Russische Kräfte sind nach britischer Einschätzung in die seit Monaten umkämpfte Stadt Bachmut in der Ostukraine eingedrungen. »Die russische Infanterie hat jetzt wahrscheinlich in den östlichen Industriegebieten der Stadt Fuß gefasst und ist zeitweise in die Wohnviertel der Stadt vorgedrungen«, teilte das Verteidigungsministerium in London am Mittwoch unter Berufung auf Geheimdiensterkenntnisse mit. »Straßenkämpfe dauern an.« Bei den russischen Truppen handele es sich um reguläres Militär als auch um Söldner der Gruppe Wagner.

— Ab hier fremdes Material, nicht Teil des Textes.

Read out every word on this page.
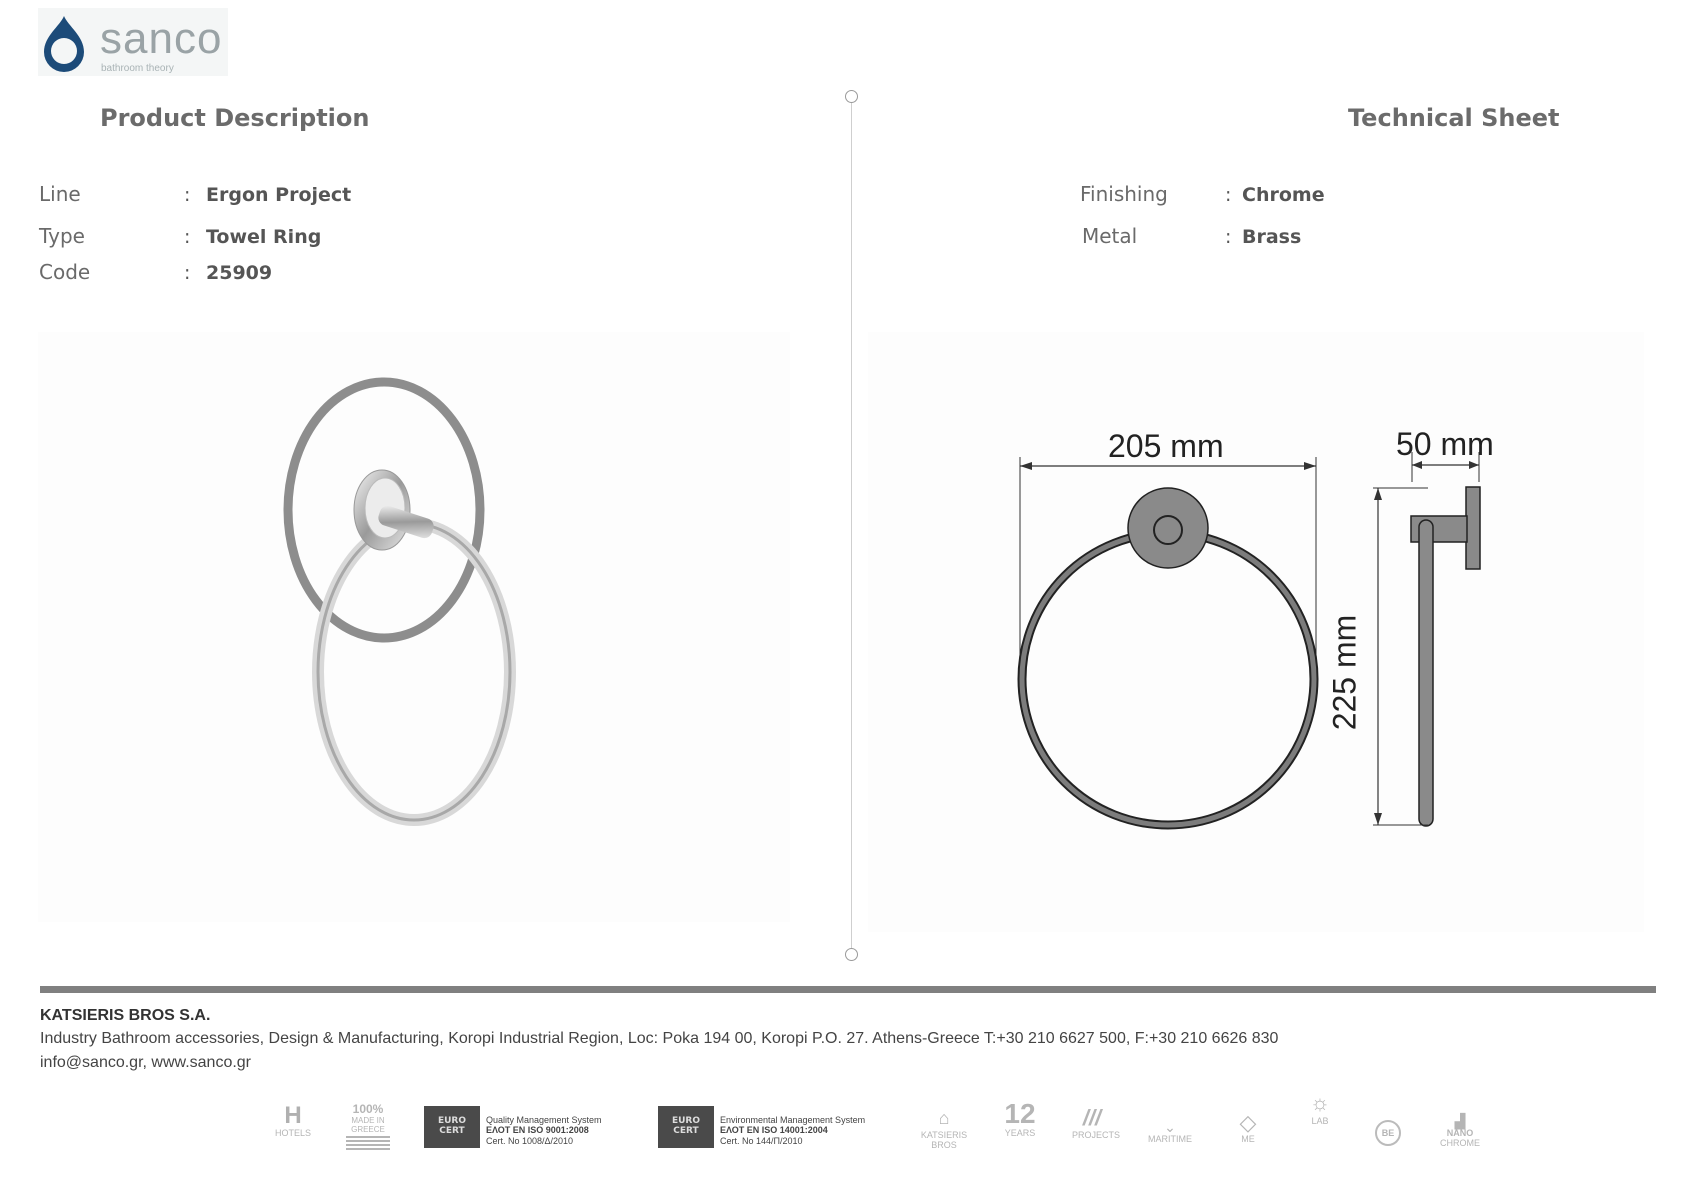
sanco
bathroom theory
Product Description	Technical Sheet
Line	: Ergon Project
Type	: Towel Ring
Code	: 25909
Finishing	: Chrome
Metal	: Brass
205 mm	50 mm
225 mm
KATSIERIS BROS S.A.
Industry Bathroom accessories, Design & Manufacturing, Koropi Industrial Region, Loc: Poka 194 00, Koropi P.O. 27. Athens-Greece T:+30 210 6627 500, F:+30 210 6626 830
info@sanco.gr, www.sanco.gr
H
HOTELS
100%
MADE IN GREECE
EURO CERT
Quality Management System
ΕΛΟΤ EN ISO 9001:2008
Cert. No 1008/Δ/2010
EURO CERT
Environmental Management System
ΕΛΟΤ EN ISO 14001:2004
Cert. No 144/Π/2010
⌂
KATSIERIS BROS
12
YEARS
///
PROJECTS	⌄
MARITIME
◇
ME
☼
LAB
BE
▟
NANO
CHROME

Um Bachmut im Gebiet Donezk wird bereits seit Juni gekämpft. Bisher verlief die Frontlinie östlich der Stadt. Der ukrainische Präsident Wolodymyr Selenskyj hatte am Dienstag überraschend Bachmut besucht und unter Soldaten Orden und Geschenke verteilt.
Seit den Kämpfen um die Städte Lyssytschansk und Sjewjerodonezk im Juli habe es in dem Krieg nur wenige Gefechte in Ballungszentren gegeben, hieß es in London. Solche Schlachten erforderten gut trainierte Infanterie. »Es ist unwahrscheinlich, dass diese Art von Kampf schlecht ausgebildete Wagner-Kämpfer und die mobilisierten Reservisten der russischen Armee begünstigt«, so das Ministerium.
Artillerieüberfälle und russische Luftschläge gemeldet
Nach dem Besuch Selenskyjs in der Frontstadt Bachmut im Osten des Landes kam es in der Umgebung erneut zu schweren Kämpfen. »Der Feind setzt seine Bemühungen um Offensivoperationen gegen Bachmut und Awdijiwka fort«, teilte der Generalstab in Kiew gestern Abend mit. Unter anderem seien aus der Region Panzerangriffe gemeldet worden, ebenso wie Artillerieüberfälle und vereinzelte russische Luftschläge.
Nördlich davon hätten russische Truppen versucht, bei Kupjansk bessere Stellungen zu erreichen. Dort habe die russische Armee »ihr ganzes Spektrum« der Artillerie gegen mindestens 15 Siedlungen eingesetzt, hieß es weiter. Die Angaben aus Kiew ließen sich zunächst nicht unabhängig überprüfen.
Das britische Verteidigungsministerium veröffentlicht seit dem Beginn des russischen Angriffskriegs gegen die Ukraine Ende Februar unter Berufung auf Geheimdienstinformationen täglich Informationen zum Kriegsverlauf. Damit will die britische Regierung sowohl der russischen Darstellung entgegentreten als auch Verbündete bei der Stange halten. Moskau wirft London eine gezielte Desinformationskampagne vor.